In Breve
- Qual è stato l'incremento del fatturato della manifattura italiana nei primi quattro mesi del 2026?
- Il fatturato è cresciuto del 2,3% rispetto allo stesso periodo dell'anno precedente.
- Come si è comportata la produzione manifatturiera in Italia?
- La produzione ha registrato un progresso dell'1,4% nel trimestre marzo-maggio.
- Quali settori hanno registrato i migliori risultati?
- I settori legati ai beni d'investimento, meccanica, elettrotecnica ed elettronica, insieme a metallurgia e farmaceutica.
Nei primi quattro mesi del 2026, la manifattura italiana ha mostrato segni di ripresa, con un fatturato cresciuto del 2,3% rispetto allo stesso periodo dell’anno precedente. Questo incremento, che si attesta a valori correnti, è accompagnato da un aumento del 1,1% al netto dell’effetto prezzi, evidenziando una crescita sostenuta nonostante le difficoltà globali.
La produzione manifatturiera ha registrato un progresso dell’1,4% nel trimestre marzo-maggio, con una stabilità generale nei primi cinque mesi (+0,8%).
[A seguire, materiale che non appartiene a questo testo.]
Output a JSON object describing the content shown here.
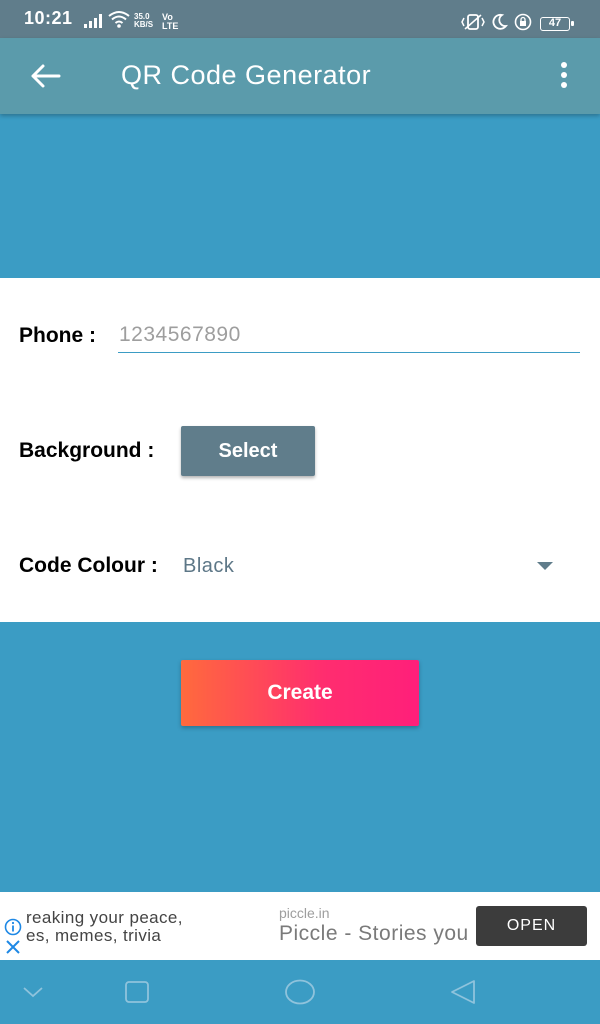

Questi dati sono in linea con le performance della Francia e più favorevoli rispetto alla Germania, dove la produzione ha subito un calo del 3,4%.
La crescita è stata sostenuta dalla ripresa degli investimenti in macchinari e tecnologie, insieme a una pianificazione più accurata delle scorte lungo le filiere. Questo approccio ha contribuito ad attenuare gli effetti della scarsità e dei rincari delle materie prime, nonostante le discontinuità negli approvvigionamenti dovute al conflitto in Iran e alla chiusura dello stretto di Hormuz.
Sul fronte estero, l’export di beni ha visto un incremento del 3,1% a valori correnti e del 2,2% a prezzi costanti, spinto principalmente dalla domanda farmaceutica e dal mercato statunitense. Tuttavia, il settore deve affrontare sfide significative, tra cui l’impatto dei dazi, la crescente concorrenza dei produttori cinesi e le tensioni geopolitiche.
I settori che hanno registrato i risultati migliori includono quelli legati ai beni d’investimento, come meccanica, elettrotecnica ed elettronica, oltre alla metallurgia e alla farmaceutica. Al contrario, i comparti più esposti ai rincari energetici, come trasporti e alimentare, hanno mostrato segni di declino.
Tuttavia, il clima di fiducia delle imprese è in peggioramento. Le principali preoccupazioni riguardano l’evoluzione dei prezzi e la possibile ricaduta lungo la filiera fino ai consumatori, in un contesto di domanda debole. Alessandra Lanza, senior partner di Prometeia, ha osservato che le transizioni ambientale e digitale continuano a sostenere la domanda, in particolare nei mercati innovativi come gli Stati Uniti. Inoltre, alcuni macrotrend demografici favoriscono settori specifici, come quello farmaceutico.
Nonostante le speranze di una rapida risoluzione del conflitto in Medio Oriente, Lanza avverte che qualsiasi soluzione sarebbe temporanea. L’analisi conclude che il livello dei prezzi è destinato a salire e che le tensioni inflazionistiche potrebbero diventare più evidenti nei prossimi trimestri, con il rischio di una contrazione della domanda che richiederà politiche strutturali di aumento dei salari.